A few years ago I witnessed for the first time cremation sea burial. It was a small family gathering, in the middle of nowhere on the pacific ocean. I thought it was beautiful for its simplicity.
Before then, I have never given any thoughts to complicated decisions that come with burying loved ones, then I realised that growing up in Nigeria we tend to do one of two things: bury at home or at the cemetery.
The choice is largely for the close family to make, so for most people especially for elderly parents, they are buried at home, some would even go as far as burying the corpse in a room to show how much they were loved.
In my small town we have church burial grounds in the outskirts of the town usually for dedicated members of the church, however it is not uncommon to see grave humps in neighbourhoods scattered around the town, some cemented to keep the grave intact, for others who are cash-strapped, the humps clear away in no time after few raining seasons.
In other parts of the world, say UK for example where burying at home is legal, one of the major reasons people opt for public cemetery is because of the strict rules by the Environmental Agencies to protect the groundwater and consideration for neighbours.
A few months ago a friend while at my place received a call that her 51 years old sister passed away after a few days illness. I was keen to know where my friend’s sister would be buried to see if we, especially the educated ones have moved on from the cultural home burial.
In the end I learnt the lady was buried in the front of her house. The reason for this I’m told was that the public cemetery was too far from the city and that the 60k charge for a spot could be put to better use.

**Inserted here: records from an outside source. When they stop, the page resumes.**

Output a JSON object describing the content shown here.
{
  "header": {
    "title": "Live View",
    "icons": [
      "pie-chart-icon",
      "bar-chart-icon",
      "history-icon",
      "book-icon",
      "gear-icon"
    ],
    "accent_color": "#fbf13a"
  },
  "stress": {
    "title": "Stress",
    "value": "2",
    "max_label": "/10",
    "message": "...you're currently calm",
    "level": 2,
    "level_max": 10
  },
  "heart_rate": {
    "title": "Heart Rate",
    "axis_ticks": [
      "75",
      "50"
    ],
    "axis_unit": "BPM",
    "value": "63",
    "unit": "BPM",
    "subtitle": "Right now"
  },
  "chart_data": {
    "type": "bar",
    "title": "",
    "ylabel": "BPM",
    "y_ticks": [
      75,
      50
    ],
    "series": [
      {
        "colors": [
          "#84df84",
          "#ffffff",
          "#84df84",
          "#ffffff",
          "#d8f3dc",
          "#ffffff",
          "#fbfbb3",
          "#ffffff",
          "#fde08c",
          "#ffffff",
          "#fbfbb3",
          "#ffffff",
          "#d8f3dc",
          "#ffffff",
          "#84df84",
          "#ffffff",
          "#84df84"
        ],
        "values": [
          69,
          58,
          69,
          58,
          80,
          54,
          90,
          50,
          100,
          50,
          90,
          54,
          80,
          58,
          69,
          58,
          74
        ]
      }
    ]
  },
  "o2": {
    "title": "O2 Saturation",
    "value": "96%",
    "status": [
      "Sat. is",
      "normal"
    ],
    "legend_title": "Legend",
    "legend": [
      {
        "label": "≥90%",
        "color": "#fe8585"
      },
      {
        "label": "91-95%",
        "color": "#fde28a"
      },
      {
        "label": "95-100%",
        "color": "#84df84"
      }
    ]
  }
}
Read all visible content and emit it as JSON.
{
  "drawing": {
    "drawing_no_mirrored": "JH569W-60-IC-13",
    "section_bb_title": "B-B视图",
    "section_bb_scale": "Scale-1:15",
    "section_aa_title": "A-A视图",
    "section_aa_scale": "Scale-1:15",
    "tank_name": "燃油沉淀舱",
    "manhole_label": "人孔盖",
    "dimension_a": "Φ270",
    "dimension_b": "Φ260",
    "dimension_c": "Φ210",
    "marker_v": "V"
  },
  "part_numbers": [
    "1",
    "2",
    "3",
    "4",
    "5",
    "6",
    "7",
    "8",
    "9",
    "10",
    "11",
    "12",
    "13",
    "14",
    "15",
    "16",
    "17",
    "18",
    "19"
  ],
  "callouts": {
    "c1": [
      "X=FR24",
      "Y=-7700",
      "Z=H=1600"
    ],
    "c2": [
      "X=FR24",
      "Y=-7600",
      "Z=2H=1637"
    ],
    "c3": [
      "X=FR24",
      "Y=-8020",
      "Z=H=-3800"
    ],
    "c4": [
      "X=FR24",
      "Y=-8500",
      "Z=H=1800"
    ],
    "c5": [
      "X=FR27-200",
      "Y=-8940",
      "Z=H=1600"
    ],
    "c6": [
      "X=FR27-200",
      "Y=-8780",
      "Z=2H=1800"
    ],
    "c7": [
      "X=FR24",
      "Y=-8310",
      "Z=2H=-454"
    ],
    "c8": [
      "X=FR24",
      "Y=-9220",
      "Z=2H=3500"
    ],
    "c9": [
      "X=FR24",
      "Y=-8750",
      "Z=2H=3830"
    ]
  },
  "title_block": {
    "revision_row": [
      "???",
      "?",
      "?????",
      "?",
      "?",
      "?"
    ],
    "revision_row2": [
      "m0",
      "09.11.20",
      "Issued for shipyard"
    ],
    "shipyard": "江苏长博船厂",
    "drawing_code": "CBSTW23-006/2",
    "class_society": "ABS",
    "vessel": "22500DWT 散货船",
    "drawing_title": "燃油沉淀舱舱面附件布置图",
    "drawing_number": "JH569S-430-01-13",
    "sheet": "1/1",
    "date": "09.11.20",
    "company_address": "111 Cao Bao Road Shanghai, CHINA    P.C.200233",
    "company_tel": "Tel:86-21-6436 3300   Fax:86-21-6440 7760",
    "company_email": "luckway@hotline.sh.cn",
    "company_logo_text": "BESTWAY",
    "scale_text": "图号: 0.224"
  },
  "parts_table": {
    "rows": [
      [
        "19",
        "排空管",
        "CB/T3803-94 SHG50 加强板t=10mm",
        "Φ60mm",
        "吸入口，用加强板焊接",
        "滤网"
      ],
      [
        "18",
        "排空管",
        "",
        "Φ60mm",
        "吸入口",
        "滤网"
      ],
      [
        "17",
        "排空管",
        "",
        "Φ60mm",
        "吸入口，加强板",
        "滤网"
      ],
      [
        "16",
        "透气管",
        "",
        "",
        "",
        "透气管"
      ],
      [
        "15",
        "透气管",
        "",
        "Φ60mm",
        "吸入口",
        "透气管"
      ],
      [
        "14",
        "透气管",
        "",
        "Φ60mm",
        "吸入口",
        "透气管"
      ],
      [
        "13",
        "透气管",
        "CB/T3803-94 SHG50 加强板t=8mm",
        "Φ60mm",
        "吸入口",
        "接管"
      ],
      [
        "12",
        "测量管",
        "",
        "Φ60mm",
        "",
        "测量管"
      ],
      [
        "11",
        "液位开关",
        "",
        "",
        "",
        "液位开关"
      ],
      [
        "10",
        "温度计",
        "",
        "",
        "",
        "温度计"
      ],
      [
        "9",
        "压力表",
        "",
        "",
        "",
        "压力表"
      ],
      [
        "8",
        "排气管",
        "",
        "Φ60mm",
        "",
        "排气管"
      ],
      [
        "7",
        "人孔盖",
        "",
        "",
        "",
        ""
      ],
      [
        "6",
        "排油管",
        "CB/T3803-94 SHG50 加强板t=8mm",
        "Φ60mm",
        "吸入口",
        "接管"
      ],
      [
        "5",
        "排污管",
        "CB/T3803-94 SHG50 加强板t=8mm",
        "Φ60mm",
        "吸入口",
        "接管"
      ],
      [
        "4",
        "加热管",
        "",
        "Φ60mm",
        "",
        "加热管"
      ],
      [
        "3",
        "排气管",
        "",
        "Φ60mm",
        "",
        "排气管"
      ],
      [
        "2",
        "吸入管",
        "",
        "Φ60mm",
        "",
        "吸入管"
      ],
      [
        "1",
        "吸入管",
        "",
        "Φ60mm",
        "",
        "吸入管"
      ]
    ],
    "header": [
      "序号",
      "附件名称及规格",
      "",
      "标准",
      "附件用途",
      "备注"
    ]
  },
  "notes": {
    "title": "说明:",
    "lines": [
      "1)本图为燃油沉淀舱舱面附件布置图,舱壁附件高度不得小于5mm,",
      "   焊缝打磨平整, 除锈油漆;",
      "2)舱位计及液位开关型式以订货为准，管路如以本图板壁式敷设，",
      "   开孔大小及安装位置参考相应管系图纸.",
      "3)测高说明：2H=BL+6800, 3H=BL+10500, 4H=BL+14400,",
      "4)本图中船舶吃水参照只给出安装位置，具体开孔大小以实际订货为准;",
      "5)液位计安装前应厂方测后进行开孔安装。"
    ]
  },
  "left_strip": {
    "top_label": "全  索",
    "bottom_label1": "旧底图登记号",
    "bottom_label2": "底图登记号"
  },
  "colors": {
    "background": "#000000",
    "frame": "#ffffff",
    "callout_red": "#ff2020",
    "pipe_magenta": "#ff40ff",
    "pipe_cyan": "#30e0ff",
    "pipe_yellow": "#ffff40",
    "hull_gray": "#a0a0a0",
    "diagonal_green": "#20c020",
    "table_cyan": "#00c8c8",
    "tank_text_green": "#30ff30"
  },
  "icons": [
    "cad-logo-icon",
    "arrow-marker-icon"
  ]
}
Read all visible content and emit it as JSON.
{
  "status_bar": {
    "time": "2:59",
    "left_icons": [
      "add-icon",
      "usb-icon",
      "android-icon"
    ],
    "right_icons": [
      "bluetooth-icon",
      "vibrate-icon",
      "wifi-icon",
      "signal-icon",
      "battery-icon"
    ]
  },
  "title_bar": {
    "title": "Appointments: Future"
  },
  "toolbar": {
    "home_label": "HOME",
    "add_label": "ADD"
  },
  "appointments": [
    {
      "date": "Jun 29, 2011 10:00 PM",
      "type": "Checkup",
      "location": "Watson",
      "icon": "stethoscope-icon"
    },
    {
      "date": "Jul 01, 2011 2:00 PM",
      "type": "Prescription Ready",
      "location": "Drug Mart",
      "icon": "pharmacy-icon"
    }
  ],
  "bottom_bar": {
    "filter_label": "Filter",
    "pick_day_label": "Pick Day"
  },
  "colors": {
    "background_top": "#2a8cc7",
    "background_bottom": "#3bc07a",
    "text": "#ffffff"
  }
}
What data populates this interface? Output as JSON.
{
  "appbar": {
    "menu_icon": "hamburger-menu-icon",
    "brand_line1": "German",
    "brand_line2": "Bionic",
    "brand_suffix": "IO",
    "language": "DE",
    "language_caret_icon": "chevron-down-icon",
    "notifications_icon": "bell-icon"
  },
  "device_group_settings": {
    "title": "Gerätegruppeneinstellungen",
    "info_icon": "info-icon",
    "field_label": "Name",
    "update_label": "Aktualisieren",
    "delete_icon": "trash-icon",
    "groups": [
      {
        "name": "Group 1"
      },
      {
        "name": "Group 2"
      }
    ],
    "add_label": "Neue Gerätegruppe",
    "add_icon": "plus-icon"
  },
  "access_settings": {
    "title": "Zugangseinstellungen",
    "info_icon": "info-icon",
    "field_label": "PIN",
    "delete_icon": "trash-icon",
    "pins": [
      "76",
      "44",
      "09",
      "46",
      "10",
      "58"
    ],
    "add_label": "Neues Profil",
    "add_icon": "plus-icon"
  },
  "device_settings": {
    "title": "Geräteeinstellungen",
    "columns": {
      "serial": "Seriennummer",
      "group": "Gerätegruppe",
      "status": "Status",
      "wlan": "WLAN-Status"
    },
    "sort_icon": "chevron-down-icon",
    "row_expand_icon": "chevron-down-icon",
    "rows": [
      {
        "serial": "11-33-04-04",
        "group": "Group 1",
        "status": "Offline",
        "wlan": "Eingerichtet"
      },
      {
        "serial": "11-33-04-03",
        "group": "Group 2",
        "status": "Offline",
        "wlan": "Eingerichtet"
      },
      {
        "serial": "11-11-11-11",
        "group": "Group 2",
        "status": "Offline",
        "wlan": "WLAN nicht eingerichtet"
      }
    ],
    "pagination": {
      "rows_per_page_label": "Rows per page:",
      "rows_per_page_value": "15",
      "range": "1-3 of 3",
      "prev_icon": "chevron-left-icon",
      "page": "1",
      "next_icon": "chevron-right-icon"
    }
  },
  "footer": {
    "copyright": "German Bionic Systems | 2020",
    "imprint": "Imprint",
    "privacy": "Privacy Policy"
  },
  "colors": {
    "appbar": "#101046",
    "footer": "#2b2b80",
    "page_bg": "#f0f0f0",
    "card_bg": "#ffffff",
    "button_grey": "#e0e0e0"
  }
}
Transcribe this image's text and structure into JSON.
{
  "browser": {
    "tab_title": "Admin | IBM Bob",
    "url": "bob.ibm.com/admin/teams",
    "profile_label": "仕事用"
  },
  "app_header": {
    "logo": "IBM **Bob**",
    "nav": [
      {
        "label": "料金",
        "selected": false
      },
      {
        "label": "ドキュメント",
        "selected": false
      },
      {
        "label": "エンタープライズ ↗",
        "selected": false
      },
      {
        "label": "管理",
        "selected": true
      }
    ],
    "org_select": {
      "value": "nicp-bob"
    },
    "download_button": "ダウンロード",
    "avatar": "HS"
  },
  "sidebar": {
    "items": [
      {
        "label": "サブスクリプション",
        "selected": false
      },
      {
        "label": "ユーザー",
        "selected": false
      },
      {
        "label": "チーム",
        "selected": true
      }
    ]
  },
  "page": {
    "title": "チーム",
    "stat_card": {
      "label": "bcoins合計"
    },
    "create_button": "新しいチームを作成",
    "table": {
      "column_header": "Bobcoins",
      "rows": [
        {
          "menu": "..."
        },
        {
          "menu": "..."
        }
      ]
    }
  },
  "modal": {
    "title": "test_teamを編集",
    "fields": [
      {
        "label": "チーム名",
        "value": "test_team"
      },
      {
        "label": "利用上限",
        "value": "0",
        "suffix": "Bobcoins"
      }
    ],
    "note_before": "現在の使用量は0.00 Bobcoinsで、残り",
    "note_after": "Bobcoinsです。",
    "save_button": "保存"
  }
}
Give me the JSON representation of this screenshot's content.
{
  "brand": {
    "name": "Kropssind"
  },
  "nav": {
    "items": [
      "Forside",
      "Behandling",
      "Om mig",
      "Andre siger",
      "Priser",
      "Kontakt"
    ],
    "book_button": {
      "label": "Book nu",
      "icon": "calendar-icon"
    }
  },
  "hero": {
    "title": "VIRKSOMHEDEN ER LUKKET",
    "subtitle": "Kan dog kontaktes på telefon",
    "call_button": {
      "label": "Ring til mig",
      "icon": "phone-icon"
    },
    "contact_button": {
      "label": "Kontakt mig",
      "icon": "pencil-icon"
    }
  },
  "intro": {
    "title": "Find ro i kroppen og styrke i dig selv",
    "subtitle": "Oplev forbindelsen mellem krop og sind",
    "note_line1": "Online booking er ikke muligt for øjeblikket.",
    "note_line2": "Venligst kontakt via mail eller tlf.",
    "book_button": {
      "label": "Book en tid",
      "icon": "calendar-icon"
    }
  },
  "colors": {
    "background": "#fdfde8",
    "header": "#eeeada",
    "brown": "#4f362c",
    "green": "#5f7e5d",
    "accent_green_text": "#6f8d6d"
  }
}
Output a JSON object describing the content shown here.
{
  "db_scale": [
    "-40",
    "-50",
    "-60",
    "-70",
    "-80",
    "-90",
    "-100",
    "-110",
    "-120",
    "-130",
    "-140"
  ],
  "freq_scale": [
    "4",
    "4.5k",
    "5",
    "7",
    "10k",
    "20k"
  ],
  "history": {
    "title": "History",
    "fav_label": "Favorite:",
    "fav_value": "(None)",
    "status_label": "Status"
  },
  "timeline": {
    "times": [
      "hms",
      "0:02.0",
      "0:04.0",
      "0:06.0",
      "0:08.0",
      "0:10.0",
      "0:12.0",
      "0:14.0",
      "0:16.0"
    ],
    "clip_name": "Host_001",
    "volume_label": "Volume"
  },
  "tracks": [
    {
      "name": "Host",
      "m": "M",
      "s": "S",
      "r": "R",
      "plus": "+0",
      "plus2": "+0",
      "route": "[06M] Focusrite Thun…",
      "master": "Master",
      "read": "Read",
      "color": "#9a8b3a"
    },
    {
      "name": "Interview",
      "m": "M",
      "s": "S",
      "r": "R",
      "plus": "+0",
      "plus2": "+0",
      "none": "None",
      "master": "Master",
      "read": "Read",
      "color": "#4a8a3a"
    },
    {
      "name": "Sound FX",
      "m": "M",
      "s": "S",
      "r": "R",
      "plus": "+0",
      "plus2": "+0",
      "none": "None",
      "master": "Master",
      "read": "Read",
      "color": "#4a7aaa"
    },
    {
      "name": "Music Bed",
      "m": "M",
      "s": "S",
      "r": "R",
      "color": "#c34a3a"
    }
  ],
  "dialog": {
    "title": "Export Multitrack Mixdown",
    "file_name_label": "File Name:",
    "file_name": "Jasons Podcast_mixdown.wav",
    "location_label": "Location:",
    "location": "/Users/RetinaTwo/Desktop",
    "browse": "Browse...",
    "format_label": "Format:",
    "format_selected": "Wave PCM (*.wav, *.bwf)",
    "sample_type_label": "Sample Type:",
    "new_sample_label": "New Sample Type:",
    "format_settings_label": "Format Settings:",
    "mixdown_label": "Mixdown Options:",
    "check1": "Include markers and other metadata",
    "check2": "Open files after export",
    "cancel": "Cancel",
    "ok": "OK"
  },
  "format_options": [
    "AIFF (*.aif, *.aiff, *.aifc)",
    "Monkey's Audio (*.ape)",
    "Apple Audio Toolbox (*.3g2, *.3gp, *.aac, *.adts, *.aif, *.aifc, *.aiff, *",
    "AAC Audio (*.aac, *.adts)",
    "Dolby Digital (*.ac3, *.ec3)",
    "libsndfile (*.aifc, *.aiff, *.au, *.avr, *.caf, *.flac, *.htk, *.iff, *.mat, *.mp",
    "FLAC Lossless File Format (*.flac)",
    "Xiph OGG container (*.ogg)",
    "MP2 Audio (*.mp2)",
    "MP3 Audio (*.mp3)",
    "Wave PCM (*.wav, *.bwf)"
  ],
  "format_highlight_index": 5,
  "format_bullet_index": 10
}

The couple had 2 young adult children one still at the university – they both live away from home and likely not going to return there. Their immediate hope was to rent the property out, and perhaps sell it in the future.
With the rate of people moving out of family homes and never looking back, here I would opt to pay a tidy sum at a public cemetery as it is fairly guaranteed headstones would be intact and accessible for family viewings for years to come.
On the environmental impact of burying at home. This is my biggest concern. Around our homes many households have individual boreholes/wells, a few metres away is soakaways (sewer) and to imagine another pit to bury a loved one would not cut it if we were to think about health of the residents.
Most of our homes are quite close together, so possibility of water contamination is high in our case.
Here I wondered how Ekiti State is doing regarding the proposed law in 2012 threatening to ban residents from burying their loved ones at home. I thought Dr Fayemi’s did very well bringing this into the light. The idea of having affordable public cemetery is a fantastic one as all can contribute to look after it.
Like any change, I read about Ekiti State kicking against the idea initially, with explanation to the benefits, this should not be too hard for us to embraced.